Gerardo Morales (politician)

Gerardo Morales
Argentine Senator
from Jujuy Province
Incumbent
Assumed office
December 10, 2001
President of the National Committee of the Radical Civic Union
In office
December 1, 2006  December 5, 2009
Preceded by Roberto Iglesias
Succeeded by Ernesto Sanz
Personal details
Born July 18, 1959
Jujuy Province
Nationality Argentine
Political party Radical Civic Union
Profession Public accountant

Gerardo Rubén Morales (born July 18, 1959) is an Argentine politician, leader of the Radical Civic Union (UCR). He is a member of the Argentine Senate representing Jujuy Province, elected for the Front of Jujuy. He was a candidate for Vice President of Argentina on Roberto Lavagna's UNA ticket in the 2007 elections.

Biography

Morales was born in Jujuy Province. He worked on the Ferrocarril General Manuel Belgrano railway as a waiter at age 18, and was promoted to the post of administrator. He enrolled at the National University of Jujuy, where he earned a degree in Accountancy. Morales was later appointed Director of Liquidations at the Provincial Insurance Institute. He also lectured and was politically active at university, teaching in Political Economy courses from 1985 to 1993. He married in 1985, and had three children; he admitted to past infidelities in a 2008 interview.[1]

In 1989 Morales was elected as a provincial deputy and in 1993 became leader of the UCR block in the legislature. He served as president of the Finance Committee in 1991 and 1992. He was nominated for Vice Governor of Jujuy in a defeated 1991 UCR ticket, and with the support of party leader Raúl Alfonsín, ran for Governor of Jujuy in 1995 and 1999, albeit unsuccessfully. He stepped down as a Jujuy Congressman in 2000 to join the national government of President Fernando de la Rúa as Secretary for Social Development.[2] Morales was elected to the Argentine Senate in 2001 mid-term elections.

After the election of Néstor Kirchner as President of Argentina in 2003, many leading Radicals publicly supported Kirchner's populist left-wing agenda. The group, known as Radicales K, included provincial governors and national legislators. The national president of the Radicals, Roberto Iglesias took a hard-line approach against Kirchner, however, opposing efforts to re-align UCR elected officials toward the popular Kirchner.[3] Morales, who supported Iglesias' policy, was re-elected to the Senate in 2005.

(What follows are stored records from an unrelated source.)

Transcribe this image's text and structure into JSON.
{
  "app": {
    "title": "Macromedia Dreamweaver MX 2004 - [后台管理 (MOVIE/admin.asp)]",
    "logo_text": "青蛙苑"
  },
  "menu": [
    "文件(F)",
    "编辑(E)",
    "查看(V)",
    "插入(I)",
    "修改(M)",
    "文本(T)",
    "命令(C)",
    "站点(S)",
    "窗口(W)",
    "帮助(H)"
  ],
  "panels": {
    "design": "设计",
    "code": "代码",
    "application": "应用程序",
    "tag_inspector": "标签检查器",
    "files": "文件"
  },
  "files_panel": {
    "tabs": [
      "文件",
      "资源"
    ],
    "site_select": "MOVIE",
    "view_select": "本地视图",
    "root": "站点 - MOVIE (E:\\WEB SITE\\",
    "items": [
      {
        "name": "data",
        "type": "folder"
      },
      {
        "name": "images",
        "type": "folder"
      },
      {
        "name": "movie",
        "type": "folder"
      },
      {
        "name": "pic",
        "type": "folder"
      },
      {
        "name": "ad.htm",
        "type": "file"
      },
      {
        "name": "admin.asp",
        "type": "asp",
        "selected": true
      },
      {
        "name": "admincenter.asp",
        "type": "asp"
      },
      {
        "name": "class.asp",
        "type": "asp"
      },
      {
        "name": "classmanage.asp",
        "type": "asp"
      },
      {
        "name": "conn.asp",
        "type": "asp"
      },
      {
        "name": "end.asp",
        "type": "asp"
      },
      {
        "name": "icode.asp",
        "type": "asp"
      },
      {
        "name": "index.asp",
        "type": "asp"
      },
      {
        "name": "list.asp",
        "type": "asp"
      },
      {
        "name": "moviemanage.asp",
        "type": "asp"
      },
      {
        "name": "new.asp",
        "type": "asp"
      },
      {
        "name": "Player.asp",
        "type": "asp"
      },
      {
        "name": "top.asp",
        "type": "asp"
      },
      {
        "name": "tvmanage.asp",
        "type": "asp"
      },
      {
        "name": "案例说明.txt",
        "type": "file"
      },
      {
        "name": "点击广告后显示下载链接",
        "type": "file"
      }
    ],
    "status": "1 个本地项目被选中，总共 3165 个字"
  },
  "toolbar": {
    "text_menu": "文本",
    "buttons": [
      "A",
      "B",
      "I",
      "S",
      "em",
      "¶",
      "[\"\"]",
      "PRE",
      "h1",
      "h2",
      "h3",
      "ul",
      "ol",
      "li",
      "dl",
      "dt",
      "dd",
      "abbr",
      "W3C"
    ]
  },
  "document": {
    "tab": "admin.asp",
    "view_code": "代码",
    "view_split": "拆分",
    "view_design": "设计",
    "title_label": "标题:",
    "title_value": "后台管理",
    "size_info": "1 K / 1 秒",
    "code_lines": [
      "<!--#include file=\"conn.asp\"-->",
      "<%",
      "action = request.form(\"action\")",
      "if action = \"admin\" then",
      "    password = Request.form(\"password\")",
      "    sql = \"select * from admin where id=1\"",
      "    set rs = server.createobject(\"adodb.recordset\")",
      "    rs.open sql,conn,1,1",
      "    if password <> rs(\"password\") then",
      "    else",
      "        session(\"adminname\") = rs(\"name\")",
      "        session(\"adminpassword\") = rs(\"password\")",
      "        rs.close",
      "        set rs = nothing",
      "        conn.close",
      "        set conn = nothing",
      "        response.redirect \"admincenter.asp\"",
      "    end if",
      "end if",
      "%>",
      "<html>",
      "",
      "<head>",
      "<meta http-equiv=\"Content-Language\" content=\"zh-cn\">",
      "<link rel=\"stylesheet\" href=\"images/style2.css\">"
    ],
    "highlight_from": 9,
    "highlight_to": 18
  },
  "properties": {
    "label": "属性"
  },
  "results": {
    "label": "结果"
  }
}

Iglesias led negotiations to find a suitable candidate for the UCR to back in the 2007 Presidential elections against Kirchner's wife and FpV nominee, Cristina Fernández de Kirchner. Roberto Lavagna, a former minister under Kirchner who subsequently opposed his policies, appeared to be the favored candidate for the majority of the party. Iglesias resigned the presidency of the party in November 2006, however, due to differences with Lavagna, having reached the conclusion that an alliance with him would be a mistake, and joined those who maintained that the party should look for its own candidate (the so-called Radicales R).[4]

The UCR National Committee appointed Morales as its new president in December 2006. Morales supported the party's Rosario convention, in which Alfonsín's call for an alliance with Lavagna was adopted into the party platform.[5] He became Lavagna's running mate in the presidential election of October 2007, on a centrist electoral front known as "An Advanced Nation" ('UNA'), and placed third.

Morales entered subsequently into a heated political dispute with Milagro Sala, the leader of the Indigenist Tupac Amaru Neighborhood Association. He was attacked in 2009, though without injury, by two youths tied to the association, and filed charges against their leader.[6] Sala, who denied involvement, alleged that the accusations were politically and racially motivated.[7] She responded with demands that Morales' estate be investigated, and each exchanged accusations of corruption.[8]

Morales was elected leader of the UCR Caucus in the Senate in December 2009; he succeeded Ernesto Sanz, who replaced Morales as President of the party's National Committee.[9]